Amazon has abstracted and hidden many of the supply chain issues from shoppers, forever changing the types of products shoppers are willing to buy online. In the most simple terms, Amazon has replaced brand equity with reviews and ratings. Which, in turn, means shoppers buy the first few search results. What brand those products come from is second and where they are manufactured is ignored, because reviews and ratings represent the quality of the product. Also, worst-case scenario, if the product is not as good as reviews claimed - queue fake reviews - Amazon has a smooth no-questions-asked returns process.
Because of the convenience of Amazon search, fast shipping through Prime, and easy returns, shoppers can safely buy unknown brands. There is virtually no risk. That’s why bestsellers across all categories on Amazon are often unknown brands.
To allow third-party sellers to tap into this convenience, Amazon has created Fulfillment by Amazon (FBA) service, allowing inventory to be stored in Amazon warehouses. Not only this enables sellers’ stock to be available with Prime shipping, but it is also convenient for sellers to offload fulfillment to a service with networks-of-scale. Everyone wins - Amazon increases Prime assortment, shoppers get more choices with free-shipping guaranteed by Amazon, sellers get to handle fulfillment affordably.
However, this convenience driving the Amazon flywheel hides some severe issues. First, Amazon’s catalog is ever growing, adding an endless number of private label brands every day. Shoppers don’t get to see all of them, but even if they do easy returns protects them. Nonetheless, the shopping experience is often confusing, presenting shoppers with and an endless list of choices. The company has tried to solve this by introducing “Amazon’s Choice” labels, but it highlights nothing else than the best most affordable option. It’s a one-size-fits-all solution.
Second, Amazon’s convenience sets expectations that other retailers struggle to meet. Not only on the speed of shipping but in assortment size. Moreover, third, because most marketplace sellers use FBA for fulfillment to participate in the Prime flywheel, selling on other marketplaces is more laborious and expensive, requiring a secondary fulfillment solution. Thus the same retailers struggling to compete with Amazon can’t quickly expand assortment by launching a marketplace - replaying Amazon’s playbook - because sellers who could sell on that marketplace are all-in with Amazon.
“Convenience decides everything,” said Evan Williams, a co-founder of Twitter. “Convenience on the internet is basically achieved by two things: speed, and cognitive ease.” In other words, people don’t want to wait, and they don’t want to think – and the internet should respond to that. Amazon is the perfect example of this. Amazon’s convenience and low-prices have permanently changed retail. Because of Amazon, shoppers buy different things at different, more often, times. Thanks to Amazon, other retailers have to follow and often fail to differentiate. Also, to participate in Amazon’s convenience, third-party businesses on its marketplace have to offer Prime. Every player in the market has to change its way to match the convenience goal set by Amazon.

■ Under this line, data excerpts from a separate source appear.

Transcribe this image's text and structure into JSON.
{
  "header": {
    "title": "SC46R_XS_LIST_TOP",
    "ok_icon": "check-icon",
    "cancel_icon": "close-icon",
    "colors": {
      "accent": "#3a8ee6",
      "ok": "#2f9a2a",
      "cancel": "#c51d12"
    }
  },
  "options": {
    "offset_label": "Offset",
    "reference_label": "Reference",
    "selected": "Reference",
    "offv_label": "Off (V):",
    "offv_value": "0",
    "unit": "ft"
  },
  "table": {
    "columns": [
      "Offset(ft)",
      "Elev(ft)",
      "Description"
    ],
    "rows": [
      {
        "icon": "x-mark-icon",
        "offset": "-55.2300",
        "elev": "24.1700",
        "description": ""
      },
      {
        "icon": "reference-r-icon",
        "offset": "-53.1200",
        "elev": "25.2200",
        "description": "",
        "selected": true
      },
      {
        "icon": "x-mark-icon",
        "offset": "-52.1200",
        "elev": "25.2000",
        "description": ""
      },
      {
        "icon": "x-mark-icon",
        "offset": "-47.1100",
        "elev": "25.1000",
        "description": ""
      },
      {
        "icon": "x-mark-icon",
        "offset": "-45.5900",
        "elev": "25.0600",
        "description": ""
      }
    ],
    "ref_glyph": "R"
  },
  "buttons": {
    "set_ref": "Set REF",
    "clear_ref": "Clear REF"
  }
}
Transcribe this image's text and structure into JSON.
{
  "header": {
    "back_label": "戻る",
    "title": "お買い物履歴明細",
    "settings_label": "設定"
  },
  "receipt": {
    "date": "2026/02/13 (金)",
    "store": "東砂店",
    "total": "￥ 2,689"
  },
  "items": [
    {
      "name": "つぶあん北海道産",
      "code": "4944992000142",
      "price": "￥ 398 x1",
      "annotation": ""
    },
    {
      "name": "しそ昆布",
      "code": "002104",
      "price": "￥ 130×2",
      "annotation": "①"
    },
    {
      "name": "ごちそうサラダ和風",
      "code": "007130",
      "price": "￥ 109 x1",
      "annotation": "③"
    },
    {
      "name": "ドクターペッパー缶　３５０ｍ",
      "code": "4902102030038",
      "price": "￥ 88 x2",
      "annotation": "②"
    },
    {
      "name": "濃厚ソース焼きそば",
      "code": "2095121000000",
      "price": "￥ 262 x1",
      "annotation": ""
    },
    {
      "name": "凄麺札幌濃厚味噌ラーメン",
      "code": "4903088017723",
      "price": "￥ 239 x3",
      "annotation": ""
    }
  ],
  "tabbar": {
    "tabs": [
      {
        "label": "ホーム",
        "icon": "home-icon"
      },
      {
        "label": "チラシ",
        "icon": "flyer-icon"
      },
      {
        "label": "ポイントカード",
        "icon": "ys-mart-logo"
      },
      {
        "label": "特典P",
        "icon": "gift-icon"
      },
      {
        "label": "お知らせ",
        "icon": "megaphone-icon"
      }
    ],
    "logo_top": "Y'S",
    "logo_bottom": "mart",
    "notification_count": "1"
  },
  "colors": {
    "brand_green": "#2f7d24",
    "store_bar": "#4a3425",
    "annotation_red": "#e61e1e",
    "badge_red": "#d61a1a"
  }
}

Of course, convenience is what shoppers ultimately chose. However, convenience is also why Chinese sellers are the largest group on Amazon marketplace, why the cheapest t-shirt is “Amazon’s choice” despite fashion being the second largest contributor to pollution, why Amazon has no filters for made-in-America, why many product reviews are fake, and why “fake louis vuitton bag” search has results. These and other issues are not issues because convenience hides them. Convenience also has the ability to make other options unthinkable. The reason why Amazon flexed free next-day shipping on tens of millions of products is to make alternatives look like resisting convenience.
Finally, convenience is why Amazon has the biggest slice of market share in the US e-commerce market; and the slice keeps growing. The one-hundred-million-strong group of Prime members has little reason to shop elsewhere. The convenience decision made by them in aggregate, since Prime launched a decade ago, is the power which changed not only the Amazon ecosystem but e-commerce as a whole. There is no undoing it either, convincing Prime members, which in the US are half of all households, on “better” anything elsewhere is challenging. Unfortunately for Amazon, convenience and monopoly seem to be natural bedfellows.
Convenience is a tyranny because it unreasonably outweighs all else. “It would be perverse to embrace inconvenience as a general rule. But when we let convenience decide everything, we surrender too much,” wrote Tim Wu. Neither convenience itself, nor Amazon are evil - the company is an excellent execution of what the signals were asking. However, the next decade is poised to reevaluate the impact technology convenience has.